In the book Not the Way It’s Supposed to Be: A Breviary of Sin, author Cornelius Plantinga described the Old Testament concept of shalom:

“The webbing together of God, humans, and all creation in justice, fulfillment, and delight is what the Hebrew prophets call shalom. We call it peace but it means far more than mere peace of mind or a cease-fire between enemies. In the Bible, shalom means universal flourishing, wholeness and delight – a rich state of affairs in which natural needs are satisfied and natural gifts fruitfully employed, a state of affairs that inspires joyful wonder as its Creator and Savior opens doors and welcomes the creatures in whom he delights. Shalom, in other words, is the way things ought to be.”

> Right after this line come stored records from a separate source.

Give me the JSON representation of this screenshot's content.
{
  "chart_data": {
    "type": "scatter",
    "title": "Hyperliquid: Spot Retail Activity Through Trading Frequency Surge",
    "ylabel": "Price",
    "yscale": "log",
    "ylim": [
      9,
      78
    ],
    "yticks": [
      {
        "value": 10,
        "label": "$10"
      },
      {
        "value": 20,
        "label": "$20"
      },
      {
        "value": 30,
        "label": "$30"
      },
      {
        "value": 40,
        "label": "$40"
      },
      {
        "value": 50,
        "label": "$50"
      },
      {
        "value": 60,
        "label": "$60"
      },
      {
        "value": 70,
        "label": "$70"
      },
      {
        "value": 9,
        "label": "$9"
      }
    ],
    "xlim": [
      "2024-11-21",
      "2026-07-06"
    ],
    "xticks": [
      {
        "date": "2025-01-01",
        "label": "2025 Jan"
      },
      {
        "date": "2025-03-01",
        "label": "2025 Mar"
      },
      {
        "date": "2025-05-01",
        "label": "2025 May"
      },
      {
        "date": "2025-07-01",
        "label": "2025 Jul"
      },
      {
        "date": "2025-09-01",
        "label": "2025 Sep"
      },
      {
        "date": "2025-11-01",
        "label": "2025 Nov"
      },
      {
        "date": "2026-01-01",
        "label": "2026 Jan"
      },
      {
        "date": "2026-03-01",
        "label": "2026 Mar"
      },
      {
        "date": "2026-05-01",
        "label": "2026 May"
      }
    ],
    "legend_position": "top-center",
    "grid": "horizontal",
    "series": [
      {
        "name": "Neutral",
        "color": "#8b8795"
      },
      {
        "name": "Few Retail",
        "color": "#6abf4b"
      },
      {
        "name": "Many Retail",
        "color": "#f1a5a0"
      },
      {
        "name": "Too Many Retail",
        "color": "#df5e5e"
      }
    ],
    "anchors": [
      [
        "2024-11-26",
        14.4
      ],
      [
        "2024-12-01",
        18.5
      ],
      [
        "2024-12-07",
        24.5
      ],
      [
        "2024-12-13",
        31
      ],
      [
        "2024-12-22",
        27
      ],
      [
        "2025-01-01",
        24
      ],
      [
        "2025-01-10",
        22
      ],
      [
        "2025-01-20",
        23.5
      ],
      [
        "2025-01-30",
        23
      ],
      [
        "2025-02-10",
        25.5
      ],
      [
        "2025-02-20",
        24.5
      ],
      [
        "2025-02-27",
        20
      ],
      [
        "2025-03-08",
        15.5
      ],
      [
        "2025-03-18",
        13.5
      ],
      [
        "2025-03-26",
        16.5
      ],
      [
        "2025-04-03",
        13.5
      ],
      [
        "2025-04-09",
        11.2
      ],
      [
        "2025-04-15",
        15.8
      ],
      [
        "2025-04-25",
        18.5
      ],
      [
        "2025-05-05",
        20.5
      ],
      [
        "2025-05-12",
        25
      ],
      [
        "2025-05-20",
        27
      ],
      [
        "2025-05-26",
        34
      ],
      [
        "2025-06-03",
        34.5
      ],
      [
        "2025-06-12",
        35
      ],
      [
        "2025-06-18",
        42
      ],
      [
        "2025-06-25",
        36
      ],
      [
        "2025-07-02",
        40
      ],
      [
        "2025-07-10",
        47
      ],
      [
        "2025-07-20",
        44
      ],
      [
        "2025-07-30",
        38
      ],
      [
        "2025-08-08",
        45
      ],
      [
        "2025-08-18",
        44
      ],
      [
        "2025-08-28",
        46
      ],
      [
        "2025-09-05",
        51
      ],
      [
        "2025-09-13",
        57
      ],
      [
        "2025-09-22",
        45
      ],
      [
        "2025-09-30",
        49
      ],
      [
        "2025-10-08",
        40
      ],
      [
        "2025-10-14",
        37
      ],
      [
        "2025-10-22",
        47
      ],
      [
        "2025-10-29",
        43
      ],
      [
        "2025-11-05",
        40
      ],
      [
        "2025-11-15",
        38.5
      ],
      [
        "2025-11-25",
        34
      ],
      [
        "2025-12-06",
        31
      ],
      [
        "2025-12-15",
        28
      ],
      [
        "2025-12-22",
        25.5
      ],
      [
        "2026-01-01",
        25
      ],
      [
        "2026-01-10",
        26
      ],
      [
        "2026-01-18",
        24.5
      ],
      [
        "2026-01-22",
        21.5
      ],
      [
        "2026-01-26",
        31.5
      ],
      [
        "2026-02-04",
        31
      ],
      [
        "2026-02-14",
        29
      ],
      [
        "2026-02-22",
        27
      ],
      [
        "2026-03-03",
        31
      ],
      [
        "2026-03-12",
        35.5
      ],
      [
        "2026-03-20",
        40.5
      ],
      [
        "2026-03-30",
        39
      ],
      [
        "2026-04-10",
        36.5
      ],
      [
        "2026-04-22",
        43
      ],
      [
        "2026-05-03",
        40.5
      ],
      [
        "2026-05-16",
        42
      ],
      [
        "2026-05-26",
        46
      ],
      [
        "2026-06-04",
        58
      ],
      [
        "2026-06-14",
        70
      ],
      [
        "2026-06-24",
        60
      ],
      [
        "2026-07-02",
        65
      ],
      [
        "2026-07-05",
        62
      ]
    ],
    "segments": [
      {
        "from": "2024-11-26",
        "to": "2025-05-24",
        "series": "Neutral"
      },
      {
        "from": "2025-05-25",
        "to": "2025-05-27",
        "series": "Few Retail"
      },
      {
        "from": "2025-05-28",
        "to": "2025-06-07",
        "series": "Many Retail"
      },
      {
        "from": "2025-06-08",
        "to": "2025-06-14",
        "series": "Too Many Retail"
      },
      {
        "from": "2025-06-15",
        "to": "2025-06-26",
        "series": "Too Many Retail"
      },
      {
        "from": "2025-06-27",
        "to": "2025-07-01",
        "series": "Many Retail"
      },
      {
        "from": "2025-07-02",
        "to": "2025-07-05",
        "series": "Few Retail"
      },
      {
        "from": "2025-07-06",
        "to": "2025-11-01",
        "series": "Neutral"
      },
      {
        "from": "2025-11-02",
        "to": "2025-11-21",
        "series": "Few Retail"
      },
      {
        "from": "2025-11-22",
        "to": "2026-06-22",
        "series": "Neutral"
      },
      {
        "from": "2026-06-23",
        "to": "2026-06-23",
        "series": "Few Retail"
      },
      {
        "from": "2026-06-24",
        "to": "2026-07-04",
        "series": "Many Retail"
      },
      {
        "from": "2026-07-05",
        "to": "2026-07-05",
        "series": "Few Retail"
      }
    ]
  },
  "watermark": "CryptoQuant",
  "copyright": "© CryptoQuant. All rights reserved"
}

There is, deep within each of us, a knowing/feeling that there should be much more to life than we presently experience. Like there is still another shoe waiting to be dropped. There is a hunger for the “not yet” to arrive when we can finally breathe in and exhale with complete joy. Is it possible before we assume room temperature? I don’t know. I do know that Jesus said the Kingdom is within us so there is a measure of shalom inside. If we could let it out and allow it to spread by building relationships with authentic Jesus character traits, our culture and communities would experience shalom. Know anyone that seems too tightly strung and needs a breath of peace?

The atmosphere and character of shalom is deep and deserves exploring and pursuing. I believe it is the heart of the coming Kingdom. Why? The Bible tells me so.